Thomas Nifong: Sure. Thanks, Neal. I'd be happy to do that. And thank you, Sima, for giving really a nice overview of how you're using Cxbladder in your clinics right now. So the patient in-home self-sampling program really places the Cxbladder test into the urologic evaluation workflow in a manner that best allows you to make valuable clinical decisions based on the test results. So the program allows you to receive the test results without any physical interaction with the patient, which is particularly important right now with the COVID pandemic.

So, the in-home self-sampling program is a very simple process as shown here. It's three steps. As shown in step one, we only need two forms from you and you need to inform the patient that the test has been ordered. The required forms are the test requisition form and the statement of medical necessity. So, in fact, a clinic's face sheet that contains some or all of the information on our test requisition form can often take the place of some or even all of the information on these forms. So, the clinic sends us the forms, informs the patient, and then Pacific Edge takes it from there.

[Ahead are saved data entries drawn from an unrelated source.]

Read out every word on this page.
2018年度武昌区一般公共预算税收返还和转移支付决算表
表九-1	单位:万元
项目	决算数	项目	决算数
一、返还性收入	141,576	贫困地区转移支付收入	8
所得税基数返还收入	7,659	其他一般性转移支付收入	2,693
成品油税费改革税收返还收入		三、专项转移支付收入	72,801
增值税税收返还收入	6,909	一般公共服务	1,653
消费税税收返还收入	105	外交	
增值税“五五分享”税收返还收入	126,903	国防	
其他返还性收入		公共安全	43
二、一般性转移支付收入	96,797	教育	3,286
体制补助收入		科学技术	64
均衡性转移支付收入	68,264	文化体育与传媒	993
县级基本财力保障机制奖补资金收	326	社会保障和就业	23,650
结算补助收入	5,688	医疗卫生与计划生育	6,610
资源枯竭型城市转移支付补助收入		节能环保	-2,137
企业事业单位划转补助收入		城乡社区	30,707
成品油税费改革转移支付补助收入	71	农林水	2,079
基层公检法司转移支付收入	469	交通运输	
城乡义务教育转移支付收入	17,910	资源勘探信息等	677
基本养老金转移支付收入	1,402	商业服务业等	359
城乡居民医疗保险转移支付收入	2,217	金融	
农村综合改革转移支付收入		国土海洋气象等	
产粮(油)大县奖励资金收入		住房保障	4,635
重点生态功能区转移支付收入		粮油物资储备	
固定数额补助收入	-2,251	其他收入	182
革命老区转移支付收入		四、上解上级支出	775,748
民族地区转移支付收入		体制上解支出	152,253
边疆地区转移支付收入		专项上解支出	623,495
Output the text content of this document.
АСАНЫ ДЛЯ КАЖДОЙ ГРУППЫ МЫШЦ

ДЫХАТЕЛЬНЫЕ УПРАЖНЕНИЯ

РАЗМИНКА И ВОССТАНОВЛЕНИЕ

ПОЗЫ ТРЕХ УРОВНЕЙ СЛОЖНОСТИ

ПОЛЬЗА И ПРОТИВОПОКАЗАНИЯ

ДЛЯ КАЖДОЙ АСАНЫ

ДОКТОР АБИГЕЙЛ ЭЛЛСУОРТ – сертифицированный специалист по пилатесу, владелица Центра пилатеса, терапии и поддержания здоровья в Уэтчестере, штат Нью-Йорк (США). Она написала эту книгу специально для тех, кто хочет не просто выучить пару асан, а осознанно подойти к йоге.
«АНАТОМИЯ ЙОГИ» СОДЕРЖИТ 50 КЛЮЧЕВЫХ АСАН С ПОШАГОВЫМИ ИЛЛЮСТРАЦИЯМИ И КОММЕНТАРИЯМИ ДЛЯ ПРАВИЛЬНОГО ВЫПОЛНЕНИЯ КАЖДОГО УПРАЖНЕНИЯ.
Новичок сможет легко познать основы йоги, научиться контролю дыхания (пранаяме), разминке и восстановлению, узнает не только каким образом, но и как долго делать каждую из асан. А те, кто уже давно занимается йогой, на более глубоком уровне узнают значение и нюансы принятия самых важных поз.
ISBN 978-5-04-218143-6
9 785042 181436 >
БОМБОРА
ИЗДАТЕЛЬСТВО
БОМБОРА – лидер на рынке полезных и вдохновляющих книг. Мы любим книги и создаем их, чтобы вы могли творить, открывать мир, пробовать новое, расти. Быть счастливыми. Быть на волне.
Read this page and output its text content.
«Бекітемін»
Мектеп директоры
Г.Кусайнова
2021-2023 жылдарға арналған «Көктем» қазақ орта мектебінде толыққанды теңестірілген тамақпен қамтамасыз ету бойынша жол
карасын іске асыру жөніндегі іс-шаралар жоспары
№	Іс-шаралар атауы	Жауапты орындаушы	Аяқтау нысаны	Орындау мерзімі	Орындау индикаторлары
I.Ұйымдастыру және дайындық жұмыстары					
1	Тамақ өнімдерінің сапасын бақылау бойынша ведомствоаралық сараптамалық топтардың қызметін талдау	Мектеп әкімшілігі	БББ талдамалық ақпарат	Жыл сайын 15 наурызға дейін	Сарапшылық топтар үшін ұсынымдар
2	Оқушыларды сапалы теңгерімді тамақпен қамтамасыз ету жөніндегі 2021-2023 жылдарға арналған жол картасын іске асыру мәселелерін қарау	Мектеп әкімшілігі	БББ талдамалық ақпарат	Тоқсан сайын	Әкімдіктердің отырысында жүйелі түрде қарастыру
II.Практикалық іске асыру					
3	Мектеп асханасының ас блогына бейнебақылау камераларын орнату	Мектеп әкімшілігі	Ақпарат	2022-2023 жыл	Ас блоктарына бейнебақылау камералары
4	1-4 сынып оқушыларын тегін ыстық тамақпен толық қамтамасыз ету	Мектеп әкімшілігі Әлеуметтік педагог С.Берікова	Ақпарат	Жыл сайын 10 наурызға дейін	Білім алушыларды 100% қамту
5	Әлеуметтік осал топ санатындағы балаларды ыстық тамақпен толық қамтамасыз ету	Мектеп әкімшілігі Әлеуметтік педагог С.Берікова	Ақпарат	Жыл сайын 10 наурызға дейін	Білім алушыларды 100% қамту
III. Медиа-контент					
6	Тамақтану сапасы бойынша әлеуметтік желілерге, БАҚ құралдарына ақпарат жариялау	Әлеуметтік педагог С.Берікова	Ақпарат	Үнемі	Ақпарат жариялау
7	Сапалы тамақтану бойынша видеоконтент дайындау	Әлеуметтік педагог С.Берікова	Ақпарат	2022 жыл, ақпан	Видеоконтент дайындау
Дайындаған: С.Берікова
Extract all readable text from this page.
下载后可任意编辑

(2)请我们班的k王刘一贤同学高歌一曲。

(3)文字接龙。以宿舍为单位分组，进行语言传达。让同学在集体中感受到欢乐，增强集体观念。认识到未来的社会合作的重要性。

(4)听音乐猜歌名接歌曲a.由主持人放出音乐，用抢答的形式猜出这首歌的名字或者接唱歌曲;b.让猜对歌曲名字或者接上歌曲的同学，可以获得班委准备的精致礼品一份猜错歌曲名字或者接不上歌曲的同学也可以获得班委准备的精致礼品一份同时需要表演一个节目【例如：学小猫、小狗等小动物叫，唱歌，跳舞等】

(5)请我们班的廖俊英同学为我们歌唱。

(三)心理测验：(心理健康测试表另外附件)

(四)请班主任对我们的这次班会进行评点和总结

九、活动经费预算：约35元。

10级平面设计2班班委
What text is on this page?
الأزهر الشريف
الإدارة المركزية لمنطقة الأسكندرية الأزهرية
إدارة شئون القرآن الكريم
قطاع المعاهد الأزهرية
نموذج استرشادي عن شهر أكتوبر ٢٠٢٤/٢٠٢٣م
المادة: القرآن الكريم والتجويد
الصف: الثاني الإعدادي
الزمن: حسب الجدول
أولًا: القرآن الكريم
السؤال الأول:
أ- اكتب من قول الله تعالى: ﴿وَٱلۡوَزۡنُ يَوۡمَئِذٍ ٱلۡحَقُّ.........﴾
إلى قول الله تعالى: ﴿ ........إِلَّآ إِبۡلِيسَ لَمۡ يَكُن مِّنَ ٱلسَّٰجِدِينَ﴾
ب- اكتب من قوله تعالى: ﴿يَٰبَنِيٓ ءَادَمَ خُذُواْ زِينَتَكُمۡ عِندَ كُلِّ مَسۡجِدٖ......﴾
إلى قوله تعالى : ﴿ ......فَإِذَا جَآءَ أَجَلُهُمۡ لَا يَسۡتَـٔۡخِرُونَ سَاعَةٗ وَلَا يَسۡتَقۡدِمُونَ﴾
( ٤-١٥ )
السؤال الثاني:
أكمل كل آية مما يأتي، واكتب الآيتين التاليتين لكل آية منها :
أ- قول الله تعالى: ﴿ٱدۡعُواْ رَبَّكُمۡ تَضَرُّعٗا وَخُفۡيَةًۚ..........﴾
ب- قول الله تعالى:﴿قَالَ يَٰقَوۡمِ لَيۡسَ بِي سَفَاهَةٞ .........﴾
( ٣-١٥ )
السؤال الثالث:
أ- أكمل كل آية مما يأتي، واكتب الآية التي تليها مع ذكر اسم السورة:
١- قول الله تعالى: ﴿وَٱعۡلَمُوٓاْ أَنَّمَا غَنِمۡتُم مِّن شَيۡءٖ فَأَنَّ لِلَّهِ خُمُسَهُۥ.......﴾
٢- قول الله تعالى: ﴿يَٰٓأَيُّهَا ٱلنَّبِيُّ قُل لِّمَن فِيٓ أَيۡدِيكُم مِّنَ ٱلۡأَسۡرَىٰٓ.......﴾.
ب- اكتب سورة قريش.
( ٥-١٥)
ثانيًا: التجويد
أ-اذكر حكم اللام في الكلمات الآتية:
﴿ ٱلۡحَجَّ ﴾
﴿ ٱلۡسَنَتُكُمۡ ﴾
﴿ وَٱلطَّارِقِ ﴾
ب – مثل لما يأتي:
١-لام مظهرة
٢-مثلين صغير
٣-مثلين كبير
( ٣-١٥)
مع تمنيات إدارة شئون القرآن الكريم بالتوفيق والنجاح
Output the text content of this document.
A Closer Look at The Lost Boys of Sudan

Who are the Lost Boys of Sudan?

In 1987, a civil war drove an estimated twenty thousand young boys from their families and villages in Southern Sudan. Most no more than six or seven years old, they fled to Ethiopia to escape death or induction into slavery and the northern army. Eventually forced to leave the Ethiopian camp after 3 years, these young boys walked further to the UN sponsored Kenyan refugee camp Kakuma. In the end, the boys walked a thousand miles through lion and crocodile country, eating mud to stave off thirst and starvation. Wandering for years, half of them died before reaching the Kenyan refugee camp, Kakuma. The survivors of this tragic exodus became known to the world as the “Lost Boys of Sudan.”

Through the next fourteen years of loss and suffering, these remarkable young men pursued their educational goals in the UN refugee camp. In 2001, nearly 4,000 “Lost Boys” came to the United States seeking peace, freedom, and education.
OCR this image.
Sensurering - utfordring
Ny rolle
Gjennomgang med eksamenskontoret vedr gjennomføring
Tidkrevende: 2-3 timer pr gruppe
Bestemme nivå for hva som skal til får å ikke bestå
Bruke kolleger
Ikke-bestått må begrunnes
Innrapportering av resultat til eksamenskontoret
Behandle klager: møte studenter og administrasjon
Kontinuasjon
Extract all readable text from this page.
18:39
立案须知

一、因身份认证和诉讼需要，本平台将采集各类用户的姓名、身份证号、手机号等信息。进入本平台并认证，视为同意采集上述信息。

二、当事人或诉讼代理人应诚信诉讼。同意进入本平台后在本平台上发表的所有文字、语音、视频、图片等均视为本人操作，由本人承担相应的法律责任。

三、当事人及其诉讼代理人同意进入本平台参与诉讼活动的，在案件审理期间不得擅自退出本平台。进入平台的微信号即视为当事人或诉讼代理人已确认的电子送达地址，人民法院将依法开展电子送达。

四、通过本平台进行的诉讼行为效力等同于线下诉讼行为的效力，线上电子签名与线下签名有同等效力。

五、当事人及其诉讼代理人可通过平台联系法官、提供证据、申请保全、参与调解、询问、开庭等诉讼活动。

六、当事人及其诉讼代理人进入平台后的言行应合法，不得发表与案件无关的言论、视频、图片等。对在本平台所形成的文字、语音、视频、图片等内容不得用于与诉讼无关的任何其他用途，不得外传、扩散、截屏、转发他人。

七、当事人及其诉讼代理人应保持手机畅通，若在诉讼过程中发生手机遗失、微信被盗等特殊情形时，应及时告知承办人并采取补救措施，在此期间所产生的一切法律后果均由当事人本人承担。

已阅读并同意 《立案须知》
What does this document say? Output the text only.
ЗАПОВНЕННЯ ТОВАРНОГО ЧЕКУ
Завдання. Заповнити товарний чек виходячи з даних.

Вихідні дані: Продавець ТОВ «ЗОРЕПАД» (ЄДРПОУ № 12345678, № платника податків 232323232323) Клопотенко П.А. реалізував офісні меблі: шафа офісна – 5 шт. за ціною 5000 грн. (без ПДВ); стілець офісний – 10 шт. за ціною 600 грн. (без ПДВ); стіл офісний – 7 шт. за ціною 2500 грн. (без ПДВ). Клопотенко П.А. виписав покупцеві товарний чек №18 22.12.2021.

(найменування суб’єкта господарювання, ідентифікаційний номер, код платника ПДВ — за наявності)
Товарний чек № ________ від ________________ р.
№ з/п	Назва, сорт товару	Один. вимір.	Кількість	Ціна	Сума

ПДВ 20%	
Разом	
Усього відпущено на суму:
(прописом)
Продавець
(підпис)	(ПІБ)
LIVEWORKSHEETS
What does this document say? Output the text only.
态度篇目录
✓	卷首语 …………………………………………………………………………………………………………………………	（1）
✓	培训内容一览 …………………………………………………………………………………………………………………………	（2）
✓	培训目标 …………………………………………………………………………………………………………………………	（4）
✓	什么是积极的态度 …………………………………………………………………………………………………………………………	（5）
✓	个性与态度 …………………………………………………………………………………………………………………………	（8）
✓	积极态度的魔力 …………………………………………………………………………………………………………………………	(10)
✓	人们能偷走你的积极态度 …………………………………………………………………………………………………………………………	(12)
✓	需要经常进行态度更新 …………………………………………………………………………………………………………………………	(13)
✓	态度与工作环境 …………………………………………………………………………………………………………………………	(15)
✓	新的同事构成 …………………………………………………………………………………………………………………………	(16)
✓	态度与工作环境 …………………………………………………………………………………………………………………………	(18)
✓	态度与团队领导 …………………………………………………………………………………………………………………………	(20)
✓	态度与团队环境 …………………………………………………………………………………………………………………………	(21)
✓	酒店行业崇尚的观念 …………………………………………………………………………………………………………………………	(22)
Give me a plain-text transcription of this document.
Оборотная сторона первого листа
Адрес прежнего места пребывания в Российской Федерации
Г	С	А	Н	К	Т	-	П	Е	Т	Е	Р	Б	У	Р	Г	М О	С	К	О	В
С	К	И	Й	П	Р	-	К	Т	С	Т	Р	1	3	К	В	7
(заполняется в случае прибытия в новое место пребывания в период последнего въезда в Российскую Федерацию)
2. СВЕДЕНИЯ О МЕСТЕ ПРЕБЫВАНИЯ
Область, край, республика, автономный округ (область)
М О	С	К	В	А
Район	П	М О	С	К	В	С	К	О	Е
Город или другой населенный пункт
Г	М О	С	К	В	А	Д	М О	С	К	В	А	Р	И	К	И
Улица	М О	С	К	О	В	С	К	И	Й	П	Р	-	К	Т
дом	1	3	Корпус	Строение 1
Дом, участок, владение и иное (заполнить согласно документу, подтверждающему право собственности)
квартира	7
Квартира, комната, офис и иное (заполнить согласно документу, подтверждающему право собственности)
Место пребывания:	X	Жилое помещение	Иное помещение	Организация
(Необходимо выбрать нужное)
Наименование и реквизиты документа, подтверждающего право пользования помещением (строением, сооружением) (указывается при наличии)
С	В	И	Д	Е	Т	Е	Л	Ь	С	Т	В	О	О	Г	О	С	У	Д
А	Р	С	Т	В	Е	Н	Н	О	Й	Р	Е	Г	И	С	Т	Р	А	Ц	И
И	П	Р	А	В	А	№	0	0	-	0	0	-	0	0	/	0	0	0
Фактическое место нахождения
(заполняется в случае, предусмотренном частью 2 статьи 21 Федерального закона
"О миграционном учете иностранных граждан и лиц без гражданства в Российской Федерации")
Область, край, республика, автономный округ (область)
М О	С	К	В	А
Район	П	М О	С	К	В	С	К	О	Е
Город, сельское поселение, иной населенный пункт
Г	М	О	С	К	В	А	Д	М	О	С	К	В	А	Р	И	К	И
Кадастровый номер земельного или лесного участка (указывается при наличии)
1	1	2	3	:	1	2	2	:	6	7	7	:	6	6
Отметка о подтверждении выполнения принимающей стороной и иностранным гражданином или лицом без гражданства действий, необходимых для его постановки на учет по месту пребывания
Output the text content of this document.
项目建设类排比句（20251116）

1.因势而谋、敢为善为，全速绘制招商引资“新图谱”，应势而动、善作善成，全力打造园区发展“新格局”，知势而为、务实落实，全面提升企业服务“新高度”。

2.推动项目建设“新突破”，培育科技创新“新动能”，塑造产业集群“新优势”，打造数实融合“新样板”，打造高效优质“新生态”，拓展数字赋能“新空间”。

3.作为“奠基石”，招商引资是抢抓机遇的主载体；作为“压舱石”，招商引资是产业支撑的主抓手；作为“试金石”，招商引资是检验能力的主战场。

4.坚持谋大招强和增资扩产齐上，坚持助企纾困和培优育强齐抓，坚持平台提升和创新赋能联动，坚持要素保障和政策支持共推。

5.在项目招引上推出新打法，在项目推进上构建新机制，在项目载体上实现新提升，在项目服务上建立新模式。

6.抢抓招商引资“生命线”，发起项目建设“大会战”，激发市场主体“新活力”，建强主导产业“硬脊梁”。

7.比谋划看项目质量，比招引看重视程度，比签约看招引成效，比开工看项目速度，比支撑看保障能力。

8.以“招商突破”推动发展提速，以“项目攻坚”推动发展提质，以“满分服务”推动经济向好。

As shown in step two, we virtually hold the patient's hand through the entire process from sending the urine sampling system to the patient's home, walking them through the sample collection and then arranging sample pickup and shipment back to us. We also answer any and all questions on the reimbursement process. We then run the order test in our state of the art CLIA certified, CAP accredited laboratory and provide the result to you in four to five business days. Then it's up to you to follow up with the patient to review the results using your choice of tools, telemedicine, phone consultation or of course a face-to-face clinic visit.

Neal Shore: Well thanks, Tom. That was a very nice overview of how to get implementation started in the clinic, whether it's academic or community, metropolitan or rural, anywhere in the world frankly. So, if a practice, a clinic wants to get going, what are their next steps?

Thomas Nifong: Neal, they can call our team at 855-292-5237 or email us at and our Cxbladder assist team will be happy to help you.

Neal Shore: So thanks, Tom, and certainly folks listening in can get this information and figure out how it would best work for them and the patients that they take care of. Sima, thank you so much. I think these types of innovative results and innovative strategies are going to not only help us in this acute phase of this pandemic, but I think going forward we're going to see more remote-type testing, could be in the form of urine-based tests for cancer, for infections, and certainly even some remote blood testing. So making it all more efficient and safer for both patients and for healthcare providers. Thank you both very much.